Praxis-Tipp: Prüfen Sie systematisch die Insolvenzakte (Anzeige nach § 208 InsO, Quotenaussichten, Rang der Forderung). Der Zeitpunkt ist nicht nur steuerlich wichtig (Zurechnung im richtigen Veranlagungszeitraum), sondern beeinflusst auch Festsetzungsfristen.
5) Übergangs- und Anwendungsfragen: § 52 Abs. 28 EStG
Ob die erweiterten Tatbestände des § 20 Abs. 2 S. 1 Nr. 7 EStG überhaupt greifen, hängt an den Übergangsvorschriften. Der BFH hat in VIII R 25/23 die zeitliche und sachliche Anwendungsgrenze betont: maßgeblich sind u.a. Begründungs-/Erwerbszeitpunkt der Forderung (nach dem 31.12.2008) und spezielle Ausnahmen in § 52 Abs. 28 S. 16 EStG. Diese Schranken sind vorab zu prüfen, um keine „Scheinverluste“ geltend zu machen.
6) Einordnung der Entscheidung für die Beratungspraxis
Warum ist VIII R 3/23 wichtig?
- Klarstellung zugunsten der Steuerpflichtigen:
Die Vermutung der Einkünfteerzielungsabsicht gilt auch bei unentgeltlicher Bürgschaft – ein häufiges Praxisrisiko fällt damit weg. Mandanten, die ohne Gegenleistung bürgten (z. B. zur Absicherung einer für sie wirtschaftlich sinnvollen Beziehung), sind nicht per se ausgeschlossen. - Dokumentationsfokus beim „Wenn“ – nicht nur beim „Wie viel“:
Wer heute bürgt, sollte zeitnah dokumentieren, warum die Bürgschaft wirtschaftlich sinnvoll war (Erwartungshorizont, Strategie, Alternativen, Sicherheiten). Diese Unterlagen sind später Gold wert, wenn es um die Anerkennung der Einkünfteerzielungsabsicht geht. - Brücke zu früheren BFH-Entscheidungen:
Die Entscheidung fügt sich in die Linie des BFH, Forderungsausfälle grundsätzlich als Kapitalvermögensverluste anzuerkennen (u. a. IX R 2/22; VIII R 28/18). Gleichzeitig dient sie als Scharnier zwischen Gesellschafterbürgen und Bürgen unter fremden Dritten: Maßgeblich ist nicht die Etikette „unentgeltlich“, sondern der wirtschaftliche Kontext. - Verwaltungssicht im Blick behalten:
Das BMF hat zentrale Grundsätze dieser BFH-Rechtsprechung in einem Schreiben vom 14.05.2025 aufgegriffen; die Praxis sollte die dortigen Tz. u.a. zum Zeitpunkt des Ausfalls und zur Vermutung beachten (auch wenn einzelne Details diskutiert werden).

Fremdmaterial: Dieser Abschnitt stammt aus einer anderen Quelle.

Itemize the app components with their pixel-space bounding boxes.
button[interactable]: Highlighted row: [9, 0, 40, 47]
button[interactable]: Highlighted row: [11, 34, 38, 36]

7) Checkliste: Welche Unterlagen sollten wir für Sie prüfen?
- Bürgschaftsvertrag (Höchstbetrag, Anlass, Sicherheiten, Bezug zu Grundverhältnis).
- Zeitnahe Notizen/Kommunikation zur wirtschaftlichen Motivation (E-Mails, Beschlüsse, Strategie-Memos).

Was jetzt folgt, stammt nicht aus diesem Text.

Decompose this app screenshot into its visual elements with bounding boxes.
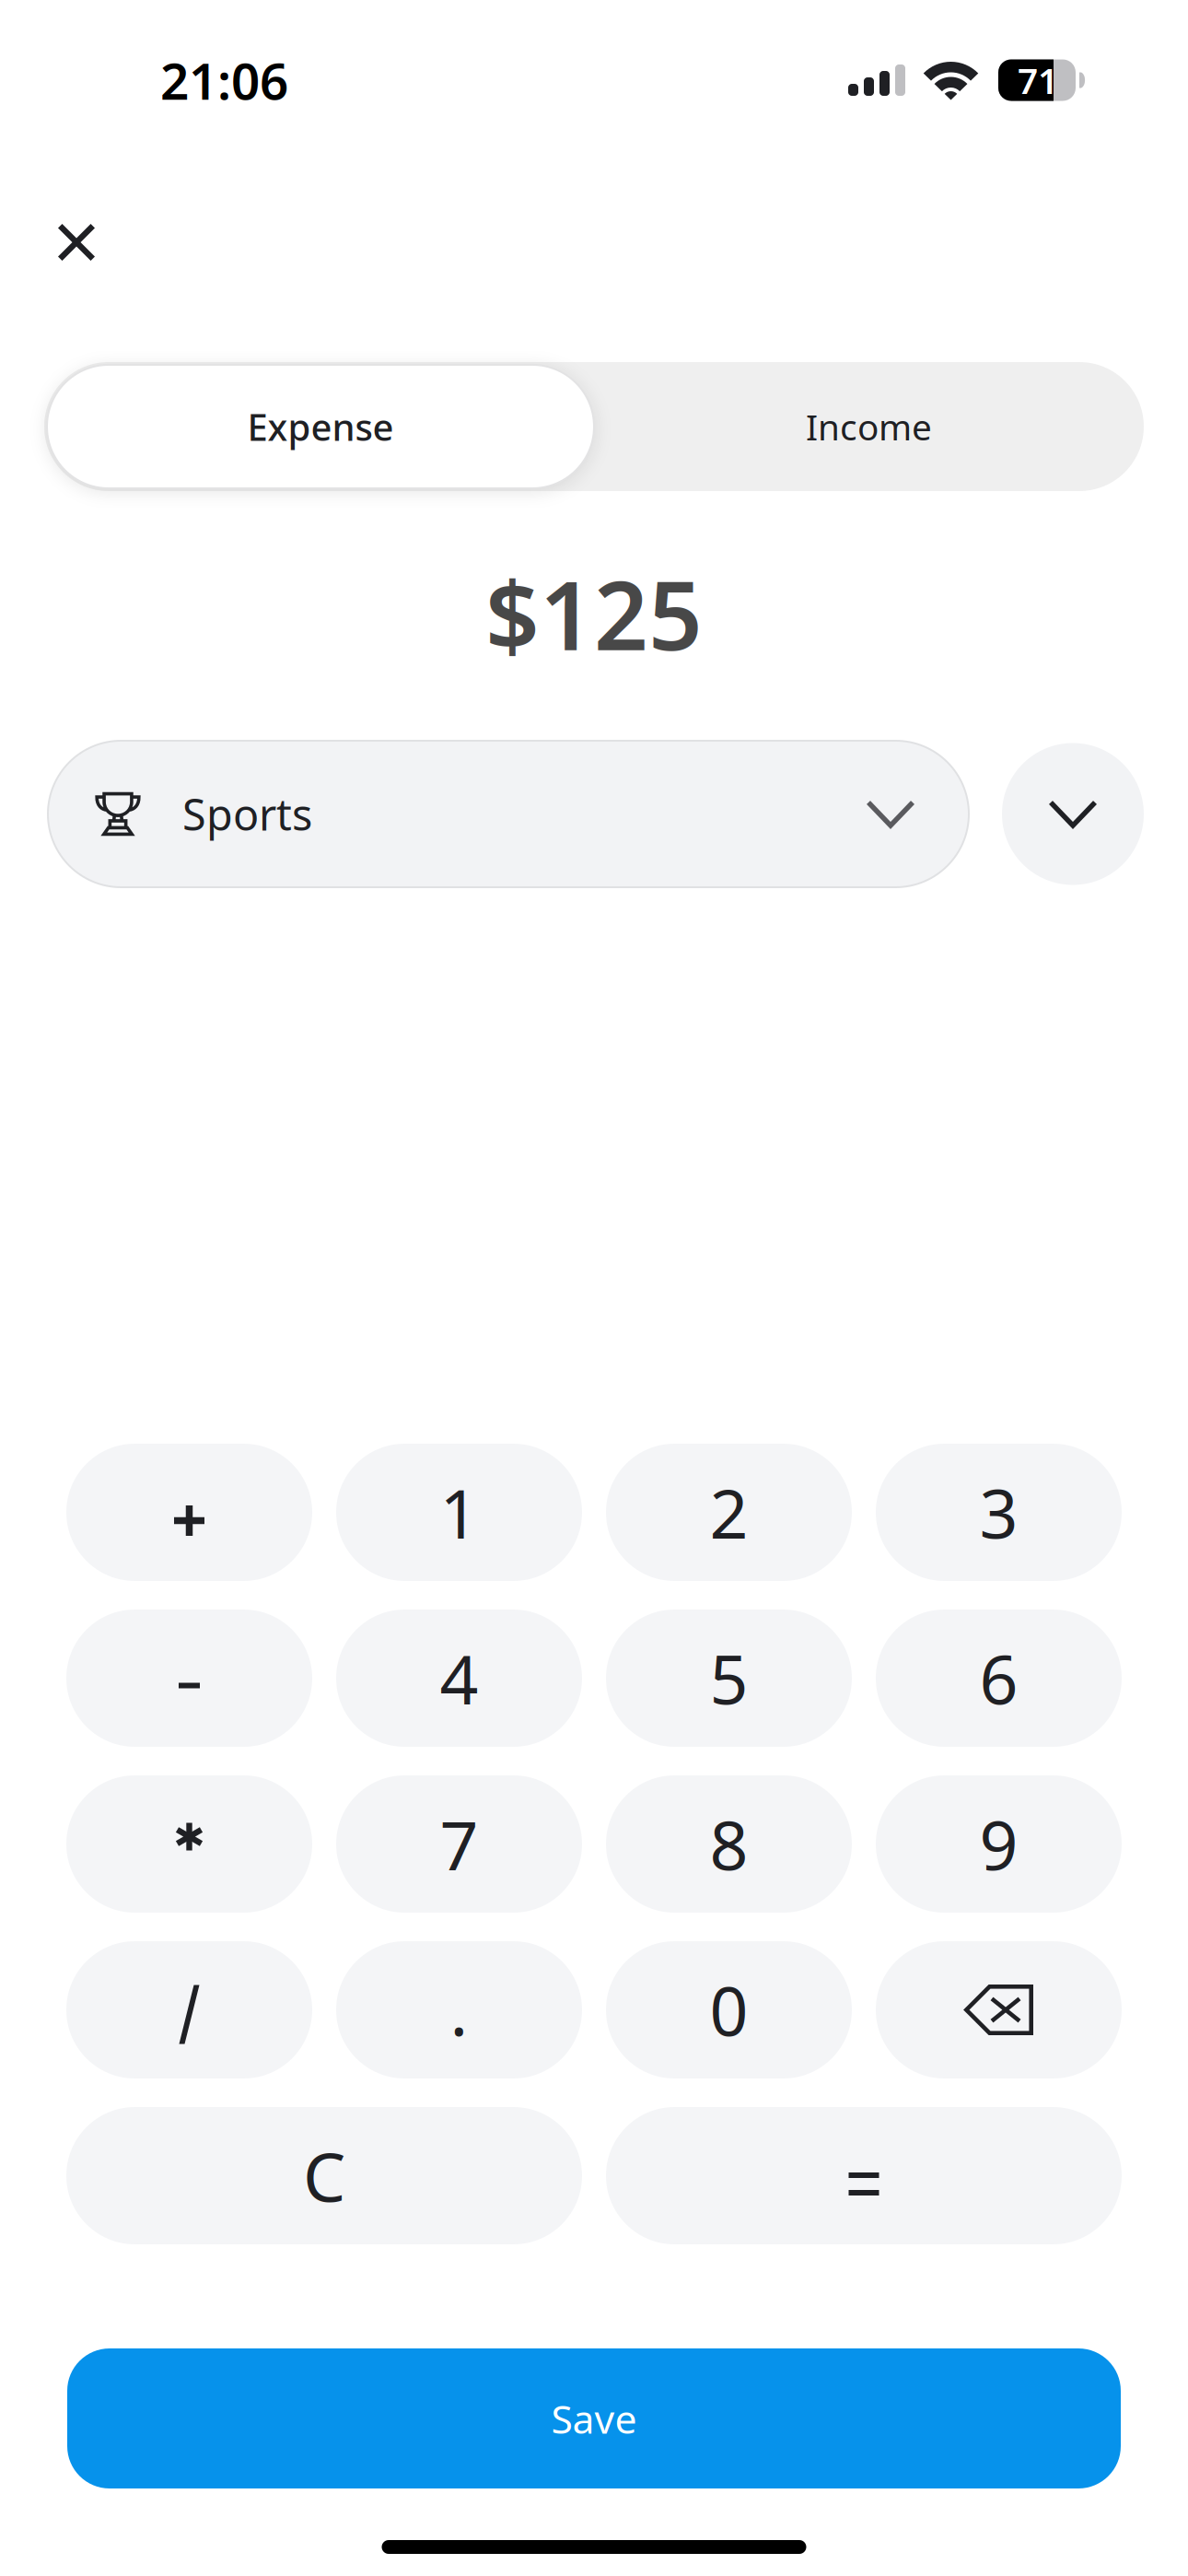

- Parallelvereinbarungen (z. B. Darlehen, Zins-/Gewinnbeteiligung, Freistellungsabreden, Sicherungsabtretungen).
- Zahlungsnachweise (Inanspruchnahme, Erfüllung).
- Insolvenzunterlagen (Eröffnungsbeschluss, Masseunzulänglichkeit, Tabelle, Quotenprognose).
- Zeitpunkte im Längsschnitt (Übernahme Bürgschaft – Inanspruchnahme – Ausfallfeststellung) zur periodengerechten Zuordnung.
- Verlustverrechnung im „Topf § 20“ (Anlage KAP, etwaige Altverluste, Terminierung).
8) Grenzen: Verlustverrechnung und Werbungskosten
Auch anerkannte Verluste unterliegen den Beschränkungen des § 20 Abs. 6 EStG (Topfbindung, Verlustvortrag/-rücktrag nur innerhalb der Kapitaleinkünfte; Sonderregelungen z. B. zu Termingeschäften). Außerdem gilt das Werbungskostenabzugsverbot des § 20 Abs. 9 EStG, sodass Nebenkosten nicht frei abziehbar sind. Das schmälert zwar die Wirkung, hebt aber die Grundsatzchance nicht auf, substanzielle Ausfälle steuerlich zu nutzen.
9) Fallstricke vermeiden: Drei typische Fehler
- Falscher Beurteilungszeitpunkt: Die Einkünfteerzielungsabsicht wird bei Übernahme der Bürgschaft geprüft, nicht erst bei Inanspruchnahme. Wer erst dann nach Gründen sucht, kommt zu spät.
- „Unentgeltlich = privat“ (Kurzschluss): Unentgeltlichkeit allein schadet nicht. Ohne jeden wirtschaftlichen Hintergrund hingegen schon.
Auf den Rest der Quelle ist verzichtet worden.